Monday, October 31, 2022

Semiempirical Hamiltonians learned from data can have accuracy comparable to Density Functional Theory

Frank Hu, Francis He, David J. Yaron (2022) 
Highlighted by Jan Jensen

Figure 7 from the paper. (c) The authors 2022. Reproduced under the BY-NC-ND licence


This paper uses ML techniques and algorithms (specifically PyTorch) to fit DFTB parameters, which results in a semiempirical quantum method (SQM) that has an accuracy similar to DFT. The advantage of such a physics-based method over a pure ML-based is that it is likely to be more transferable and requires much less training data. This should make it much easier to extend to other elements and new molecular properties, such as barriers.
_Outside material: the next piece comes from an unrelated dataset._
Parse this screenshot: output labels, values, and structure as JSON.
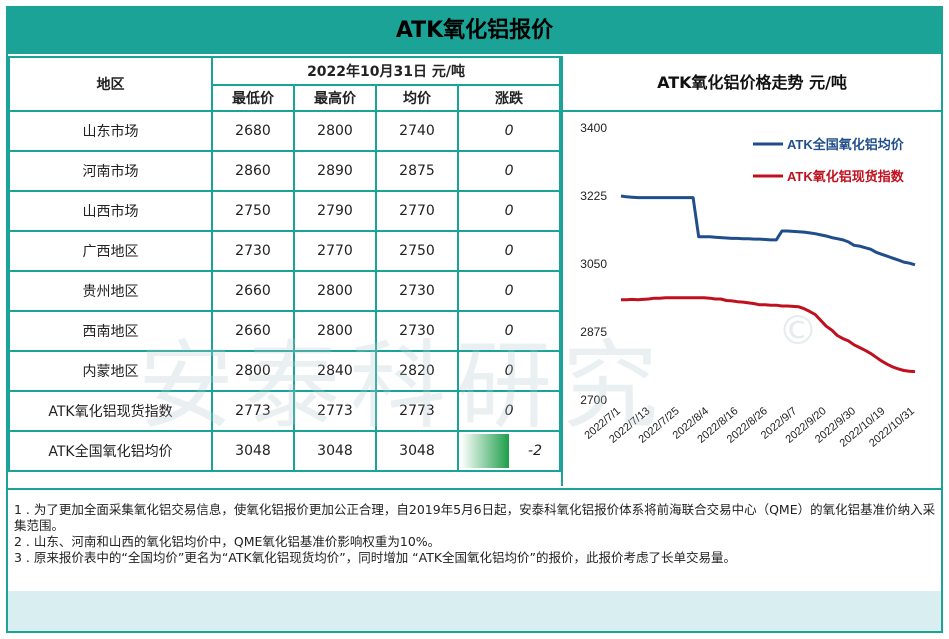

Parameterising SQMs is notoriously difficult as the molecular properties depend exponentially on many of the parameters. As a result, most SQMs used today have parameterised by hand. The paper presents several methodological tricks to automate the fitting.
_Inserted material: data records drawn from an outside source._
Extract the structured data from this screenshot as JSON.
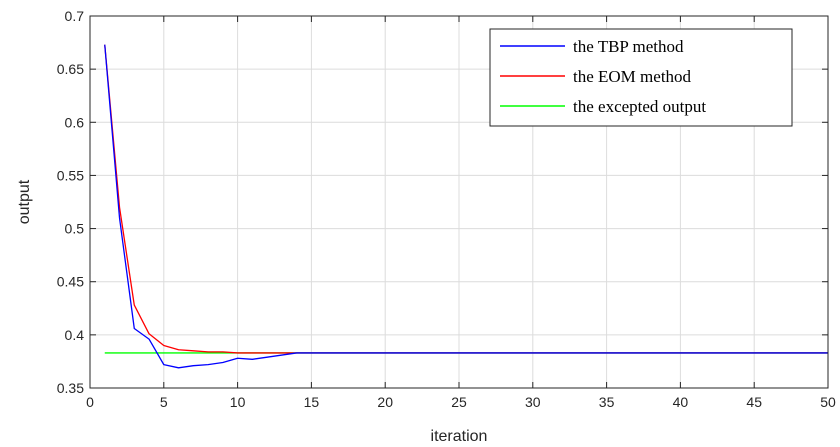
{
  "chart_data": {
    "type": "line",
    "title": "",
    "xlabel": "iteration",
    "ylabel": "output",
    "xlim": [
      0,
      50
    ],
    "ylim": [
      0.35,
      0.7
    ],
    "xticks": [
      0,
      5,
      10,
      15,
      20,
      25,
      30,
      35,
      40,
      45,
      50
    ],
    "yticks": [
      0.35,
      0.4,
      0.45,
      0.5,
      0.55,
      0.6,
      0.65,
      0.7
    ],
    "xtick_labels": [
      "0",
      "5",
      "10",
      "15",
      "20",
      "25",
      "30",
      "35",
      "40",
      "45",
      "50"
    ],
    "ytick_labels": [
      "0.35",
      "0.4",
      "0.45",
      "0.5",
      "0.55",
      "0.6",
      "0.65",
      "0.7"
    ],
    "grid": true,
    "legend_position": "top-right",
    "series": [
      {
        "name": "the TBP method",
        "color": "#0000ff",
        "x": [
          1,
          2,
          3,
          4,
          5,
          6,
          7,
          8,
          9,
          10,
          11,
          12,
          13,
          14,
          15,
          16,
          17,
          18,
          19,
          20,
          25,
          30,
          35,
          40,
          45,
          50
        ],
        "y": [
          0.673,
          0.51,
          0.406,
          0.396,
          0.372,
          0.369,
          0.371,
          0.372,
          0.374,
          0.378,
          0.377,
          0.379,
          0.381,
          0.383,
          0.383,
          0.383,
          0.383,
          0.383,
          0.383,
          0.383,
          0.383,
          0.383,
          0.383,
          0.383,
          0.383,
          0.383
        ]
      },
      {
        "name": "the EOM method",
        "color": "#ff0000",
        "x": [
          1,
          2,
          3,
          4,
          5,
          6,
          7,
          8,
          9,
          10,
          11,
          12,
          13,
          14,
          15,
          16,
          17,
          18,
          19,
          20,
          25,
          30,
          35,
          40,
          45,
          50
        ],
        "y": [
          0.673,
          0.52,
          0.428,
          0.401,
          0.39,
          0.386,
          0.385,
          0.384,
          0.384,
          0.383,
          0.383,
          0.383,
          0.383,
          0.383,
          0.383,
          0.383,
          0.383,
          0.383,
          0.383,
          0.383,
          0.383,
          0.383,
          0.383,
          0.383,
          0.383,
          0.383
        ]
      },
      {
        "name": "the excepted output",
        "color": "#00ff00",
        "x": [
          1,
          50
        ],
        "y": [
          0.383,
          0.383
        ]
      }
    ]
  }
}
One is the use of high-order polynomial spline functions to describe how the Hamiltonian elements depend the fitting-parameters. The functions allow the computation of not only of the first derivative needed for back propagation, but also high-order derivatives, which are used for regularisation to avoid overfitting and keeping the parameters physically reasonable. Finally, the SCF and training loops are inverted to that the he charge fluctuations needed for the Fock operator are updated based on the current model parameters every 10 epochs. This enables computationally efficient back propagation during training, which is important because the training set is on the order of 100k.

Another neat feature is that the final model is simply a parameter file (SKF file), which can be read by most DFTB programs. So there is nothing new for the user to implement. However, currently the implementation is only for CNHO.


This work is licensed under a Creative Commons Attribution 4.0 International License.